Though Toyota surpassed Ford as the second-largest auto manufacturer in the
world behind GM, the company does not face the same kind of crushing health care
expenditures as Detroit’s Big Three automakers.
Whereas health care cost GM $1,525 per vehicle in 2004, Toyota spent just
$201, according to management consulting firm A.T. Kearney. A large part of that
cost may have to do with the burden of providing health care to retirees. Health
care costs rise exponentially as people age. Toyota has only 250 retirees in
North America.
According to representatives from Chrysler, GM and Ford, those companies do
not have comprehensive health clinics on factory sites.
Despite taking cues from Toyota’s business plan in the past, the Big Three
have resisted building comprehensive medical centers at their plants, according
to R. Dixon Thayer, CEO of I-trax, which owns CHD Meridian Healthcare.
Thayer, a former Ford executive, says that despite some union support at
other manufacturing companies, including Goodyear and Nissan, Detroit’s Big
Three have not yet seen the value in on-site clinics as a way to manage health
care costs.
"The Big Three see on-site health care as occupational health," Thayer says,
"so [for them] it is a risk management and OSHA issue."
He says it takes "some enlightened HR and benefits people" to see that
comprehensive on-site health centers can help manage and prevent chronic
diseases, which represent a disproportionately large chunk of health care
spending.
Thayer says cost savings for companies come from employees using health care
when they need it without waiting to take time off and returning to work too
quickly. Lower co-pays and other financial incentives will increase the use of
the facility and increase the use of drugs for chronic illnesses, ultimately
reducing expensive hospitalizations. Medical care at the clinic will be more
in-depth. Doctors will spend 20 minutes with patients.

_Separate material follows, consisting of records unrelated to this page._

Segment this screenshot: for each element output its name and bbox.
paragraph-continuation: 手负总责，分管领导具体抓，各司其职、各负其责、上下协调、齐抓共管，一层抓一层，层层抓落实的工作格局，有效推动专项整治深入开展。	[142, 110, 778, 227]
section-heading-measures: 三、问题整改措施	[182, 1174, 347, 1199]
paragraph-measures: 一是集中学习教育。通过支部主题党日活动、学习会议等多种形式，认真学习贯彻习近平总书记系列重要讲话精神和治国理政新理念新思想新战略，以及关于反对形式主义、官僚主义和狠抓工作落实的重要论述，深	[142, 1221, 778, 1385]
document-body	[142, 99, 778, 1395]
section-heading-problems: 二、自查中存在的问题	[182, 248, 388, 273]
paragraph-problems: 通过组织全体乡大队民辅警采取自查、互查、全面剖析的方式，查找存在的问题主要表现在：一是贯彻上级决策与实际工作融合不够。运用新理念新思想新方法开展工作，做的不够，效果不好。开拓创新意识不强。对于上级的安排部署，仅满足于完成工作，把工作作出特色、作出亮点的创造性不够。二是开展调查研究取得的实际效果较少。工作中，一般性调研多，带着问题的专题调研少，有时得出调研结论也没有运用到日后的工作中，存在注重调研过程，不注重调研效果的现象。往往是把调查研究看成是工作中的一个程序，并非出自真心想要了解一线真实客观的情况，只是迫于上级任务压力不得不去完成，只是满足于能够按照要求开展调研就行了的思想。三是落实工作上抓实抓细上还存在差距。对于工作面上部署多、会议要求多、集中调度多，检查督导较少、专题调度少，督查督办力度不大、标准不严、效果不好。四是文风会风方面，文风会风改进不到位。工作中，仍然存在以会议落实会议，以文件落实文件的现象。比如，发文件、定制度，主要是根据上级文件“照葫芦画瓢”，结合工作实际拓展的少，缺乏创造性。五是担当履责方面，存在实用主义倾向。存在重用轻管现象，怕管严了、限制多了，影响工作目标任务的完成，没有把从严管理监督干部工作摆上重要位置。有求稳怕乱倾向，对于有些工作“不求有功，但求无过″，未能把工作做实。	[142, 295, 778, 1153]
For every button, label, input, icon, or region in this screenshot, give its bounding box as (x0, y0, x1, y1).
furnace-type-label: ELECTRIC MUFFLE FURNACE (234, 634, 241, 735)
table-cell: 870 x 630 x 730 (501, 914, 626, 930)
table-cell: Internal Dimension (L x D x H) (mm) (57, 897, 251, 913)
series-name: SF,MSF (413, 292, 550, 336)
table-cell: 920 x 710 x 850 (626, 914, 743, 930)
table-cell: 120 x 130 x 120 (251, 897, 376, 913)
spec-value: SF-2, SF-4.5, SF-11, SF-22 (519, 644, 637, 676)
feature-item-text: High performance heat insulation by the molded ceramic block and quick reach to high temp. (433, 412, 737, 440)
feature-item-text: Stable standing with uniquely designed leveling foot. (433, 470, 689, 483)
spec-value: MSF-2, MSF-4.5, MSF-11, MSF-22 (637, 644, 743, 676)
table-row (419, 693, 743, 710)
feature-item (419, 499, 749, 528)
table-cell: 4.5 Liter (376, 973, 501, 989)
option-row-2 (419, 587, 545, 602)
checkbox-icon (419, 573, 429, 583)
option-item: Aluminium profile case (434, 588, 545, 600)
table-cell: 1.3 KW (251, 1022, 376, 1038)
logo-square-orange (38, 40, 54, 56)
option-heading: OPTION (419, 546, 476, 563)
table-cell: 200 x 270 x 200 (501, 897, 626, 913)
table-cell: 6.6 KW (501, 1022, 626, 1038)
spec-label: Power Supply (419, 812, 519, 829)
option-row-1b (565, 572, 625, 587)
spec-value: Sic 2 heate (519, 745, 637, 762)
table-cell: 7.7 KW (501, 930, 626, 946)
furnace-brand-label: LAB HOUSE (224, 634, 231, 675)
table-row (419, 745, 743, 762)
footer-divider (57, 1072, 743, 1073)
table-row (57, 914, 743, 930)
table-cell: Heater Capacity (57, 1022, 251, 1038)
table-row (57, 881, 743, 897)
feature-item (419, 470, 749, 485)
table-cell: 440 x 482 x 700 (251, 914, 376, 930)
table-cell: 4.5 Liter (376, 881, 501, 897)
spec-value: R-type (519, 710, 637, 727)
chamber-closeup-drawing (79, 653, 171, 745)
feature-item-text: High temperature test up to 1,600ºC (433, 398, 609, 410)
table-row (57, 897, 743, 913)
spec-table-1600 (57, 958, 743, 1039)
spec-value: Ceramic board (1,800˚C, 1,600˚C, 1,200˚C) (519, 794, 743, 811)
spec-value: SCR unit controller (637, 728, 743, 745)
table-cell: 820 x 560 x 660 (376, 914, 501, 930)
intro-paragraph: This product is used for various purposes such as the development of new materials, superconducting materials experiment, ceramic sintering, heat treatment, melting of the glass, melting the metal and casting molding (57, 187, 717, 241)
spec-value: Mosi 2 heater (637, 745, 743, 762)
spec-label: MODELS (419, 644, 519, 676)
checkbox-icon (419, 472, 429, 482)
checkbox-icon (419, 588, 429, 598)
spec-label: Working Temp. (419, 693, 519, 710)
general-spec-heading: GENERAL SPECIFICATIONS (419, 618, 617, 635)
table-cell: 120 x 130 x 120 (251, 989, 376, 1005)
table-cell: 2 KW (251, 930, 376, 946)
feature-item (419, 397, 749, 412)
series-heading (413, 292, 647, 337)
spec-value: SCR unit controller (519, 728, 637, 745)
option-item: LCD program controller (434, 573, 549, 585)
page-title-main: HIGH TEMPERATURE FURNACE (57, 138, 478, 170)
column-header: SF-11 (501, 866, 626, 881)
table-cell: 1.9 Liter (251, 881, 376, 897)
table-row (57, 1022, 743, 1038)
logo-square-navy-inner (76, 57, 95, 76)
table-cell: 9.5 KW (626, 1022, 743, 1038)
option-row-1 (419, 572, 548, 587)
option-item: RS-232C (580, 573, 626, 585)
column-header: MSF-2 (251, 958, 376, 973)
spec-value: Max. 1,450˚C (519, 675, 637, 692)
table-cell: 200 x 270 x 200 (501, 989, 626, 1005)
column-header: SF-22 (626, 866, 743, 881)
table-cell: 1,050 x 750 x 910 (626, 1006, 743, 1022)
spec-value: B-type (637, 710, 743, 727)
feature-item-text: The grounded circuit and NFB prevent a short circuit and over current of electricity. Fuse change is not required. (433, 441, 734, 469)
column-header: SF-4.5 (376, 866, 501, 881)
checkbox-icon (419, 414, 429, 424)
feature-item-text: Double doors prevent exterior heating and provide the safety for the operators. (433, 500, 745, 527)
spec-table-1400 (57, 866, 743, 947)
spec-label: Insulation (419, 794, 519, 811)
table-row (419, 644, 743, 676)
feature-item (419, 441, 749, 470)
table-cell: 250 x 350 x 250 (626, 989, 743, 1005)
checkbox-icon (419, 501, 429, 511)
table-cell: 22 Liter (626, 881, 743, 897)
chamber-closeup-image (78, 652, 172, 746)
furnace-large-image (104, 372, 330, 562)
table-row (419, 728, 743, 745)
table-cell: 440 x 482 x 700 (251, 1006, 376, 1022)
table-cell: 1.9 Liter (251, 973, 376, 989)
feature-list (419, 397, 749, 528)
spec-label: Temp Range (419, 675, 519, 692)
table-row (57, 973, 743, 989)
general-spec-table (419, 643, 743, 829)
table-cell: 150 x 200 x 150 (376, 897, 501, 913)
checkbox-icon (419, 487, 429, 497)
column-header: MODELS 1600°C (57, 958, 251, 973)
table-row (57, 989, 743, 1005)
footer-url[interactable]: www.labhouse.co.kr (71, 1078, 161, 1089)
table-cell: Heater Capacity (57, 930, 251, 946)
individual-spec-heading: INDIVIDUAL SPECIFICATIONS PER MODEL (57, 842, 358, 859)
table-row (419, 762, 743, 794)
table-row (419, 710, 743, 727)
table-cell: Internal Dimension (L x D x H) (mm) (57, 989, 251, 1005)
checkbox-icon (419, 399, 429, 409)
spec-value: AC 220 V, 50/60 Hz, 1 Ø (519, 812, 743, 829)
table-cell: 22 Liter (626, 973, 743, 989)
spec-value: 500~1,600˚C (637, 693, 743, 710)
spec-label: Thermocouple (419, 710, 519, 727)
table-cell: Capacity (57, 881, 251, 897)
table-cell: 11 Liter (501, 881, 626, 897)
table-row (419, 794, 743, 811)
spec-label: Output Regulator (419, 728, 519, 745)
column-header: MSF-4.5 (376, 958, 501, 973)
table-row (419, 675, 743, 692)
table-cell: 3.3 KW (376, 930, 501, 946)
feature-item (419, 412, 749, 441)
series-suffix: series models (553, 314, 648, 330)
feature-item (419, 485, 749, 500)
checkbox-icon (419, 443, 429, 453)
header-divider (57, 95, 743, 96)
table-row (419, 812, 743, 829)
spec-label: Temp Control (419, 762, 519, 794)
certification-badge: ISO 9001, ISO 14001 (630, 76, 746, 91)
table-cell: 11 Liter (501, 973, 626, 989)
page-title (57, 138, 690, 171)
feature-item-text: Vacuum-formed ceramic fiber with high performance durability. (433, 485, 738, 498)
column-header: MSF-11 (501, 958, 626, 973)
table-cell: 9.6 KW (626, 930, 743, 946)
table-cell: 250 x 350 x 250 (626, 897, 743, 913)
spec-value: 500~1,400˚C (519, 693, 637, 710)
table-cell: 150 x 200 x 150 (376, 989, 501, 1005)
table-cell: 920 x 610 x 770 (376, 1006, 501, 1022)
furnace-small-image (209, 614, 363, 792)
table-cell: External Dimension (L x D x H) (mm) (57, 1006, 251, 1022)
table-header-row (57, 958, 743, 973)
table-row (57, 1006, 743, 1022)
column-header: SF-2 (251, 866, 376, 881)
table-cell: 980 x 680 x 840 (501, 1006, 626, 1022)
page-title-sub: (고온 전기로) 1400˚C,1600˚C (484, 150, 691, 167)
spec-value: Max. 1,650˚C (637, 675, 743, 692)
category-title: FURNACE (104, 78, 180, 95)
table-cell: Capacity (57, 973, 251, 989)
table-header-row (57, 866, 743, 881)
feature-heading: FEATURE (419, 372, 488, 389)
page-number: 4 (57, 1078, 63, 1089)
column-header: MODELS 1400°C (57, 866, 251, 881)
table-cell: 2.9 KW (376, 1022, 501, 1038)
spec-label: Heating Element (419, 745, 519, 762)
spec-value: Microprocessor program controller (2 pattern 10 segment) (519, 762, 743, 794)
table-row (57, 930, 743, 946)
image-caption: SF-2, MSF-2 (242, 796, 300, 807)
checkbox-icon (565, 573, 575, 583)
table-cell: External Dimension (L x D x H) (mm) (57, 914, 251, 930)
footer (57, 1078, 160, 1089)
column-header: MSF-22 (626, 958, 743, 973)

Companies such as Pitney Bowes, Compuware and Perdue have on-site health
clinics, and the benefits often depend on employee demographics. It helps if the
clinic is convenient not just for employees, but for their dependents as well.
This means employees would have to live nearby or where it’s hard to access
health care specialists, says Joe Fortuna, medical director for industry
association Automotive Industry Action Group.
Companies in other industries have used the model of on-site health care, but
with Toyota now trying it, Fortuna hopes the company can bring its expertise in
improving supply-chain quality to improving health care quality.
"We don’t have an integrated supply chain for health care" in the U.S.,
Fortuna says. "If they use that mechanism and the quality is good, then the
question becomes: Can they do it on a cost-effective basis?"
Toyota currently has no plans to expand health care clinics to other
plants.
"This is kind of a test run," Sieger says. "We will see how it works."